The archaeological team then used a pioneering technique, fuliginochronology, which analyzes layers of soot embedded in the walls of a cave and the traces of ancient fires.
The reachers demonstrated that “this Modern human population occupied this Rhone territory for some 40 years,” said Slimak.
At some point, the two populations either co-existed in the cave or on the same territory, the researcher concluded.
He imagines Neanderthals serving as guides to Homo sapiens to lead them to the best sources of flint available, some of which were located up to 90 kilometers (55 miles) away.
“The findings from Mandrin are really exciting and are another piece in the puzzle of how and when modern humans arrived in Europe,” said Professor Chris Stringer, co-author of the study and a specialist in human evolution at the Natural History Museum in London .

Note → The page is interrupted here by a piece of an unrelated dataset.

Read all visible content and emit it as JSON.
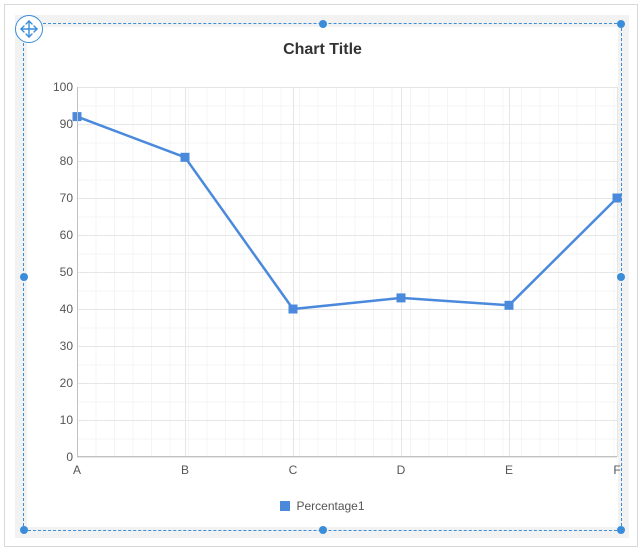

“Understanding more about the overlap between modern humans and other hominins in Eurasia is vital to understanding more about their interactions, and how we became the last remaining human species,” he added.
This overlap, which was evident in Mandrin, now places the Rhone region as a “major migration corridor [for Homo sapiens] enabling them to reach the Mediterranean and continental European areas,” said Slimak, who promised more discoveries from the Mandarin site.